Far more common are the partial solar eclipses, where the Moon covers only part of the face of the Sun. In most cases, you would completely miss a partial solar eclipse. Your eyes would simply adjust to the lower light level, and you would probably think that a cloud was covering the sun.
And even if you looked directly at the Sun, you couldn’t tell that a partial solar eclipse was happening. The glare of the Sun is so great that you wouldn’t see that any of the Sun was blocked by the Moon.
About the only way you could eyeball a partial solar eclipse was by looking at blobs of dappled sunlight, for example coming through the gaps between the leaves of a tree or bush.

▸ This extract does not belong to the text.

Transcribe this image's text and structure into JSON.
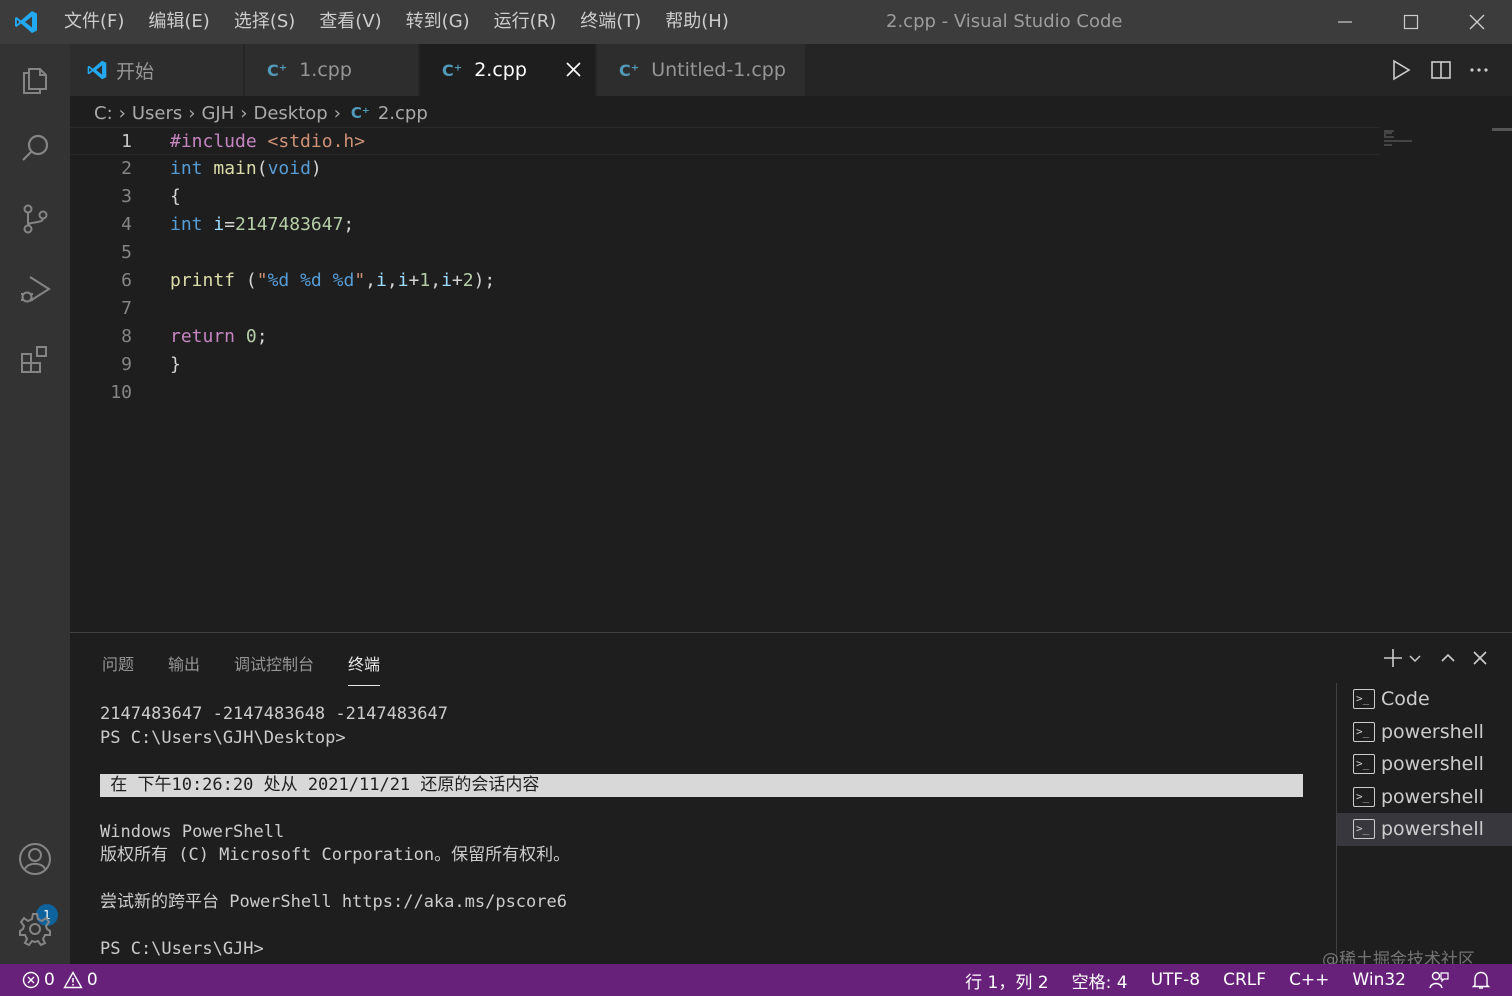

Normally, you would see little circles of sunlight. But in a partial solar eclipse, suddenly you would see little crescent shapes of, like your classic fingernail moon.
So a few thousand years ago, there had to be somebody on duty looking at the dappled sunlight – all day, every day.
Another problem is being in the right place at the right time. Remember, in a Saros Cycle, each successive solar eclipse happens 120°, or one third of the way around the earth. So that means the ancient scientists had to gather information all the way from Spain to Greece, the Middle East, across to India and to the Pacific Coast of China, and probably Africa. And then, over a few centuries, those scientists would have to consistently share this information with other scientists across the known world.
It seems almost impossible, but somehow the scientists two-and-a-half thousand years ago did it. They worked out the Saros cycle. Back then, the Greek thinker Thales from the city of Miletus accurately predicted an upcoming solar eclipse.
We have absolutely no written records of how the scientists worked this out. But remember, while the motto of the philosopher Descartes is, “I think, therefore I am”, the motto of the scientist is, “I think, therefore I get paid”.
Although we don’t know how scientists worked out the Saros Cycle, somebody built it into the bronze gears of the Antikythera Mechanism. Now, mechanical gears are a bit easier to get our heads around – they haven’t eclipsed our understanding yet - so I’ll talk more about that, next time.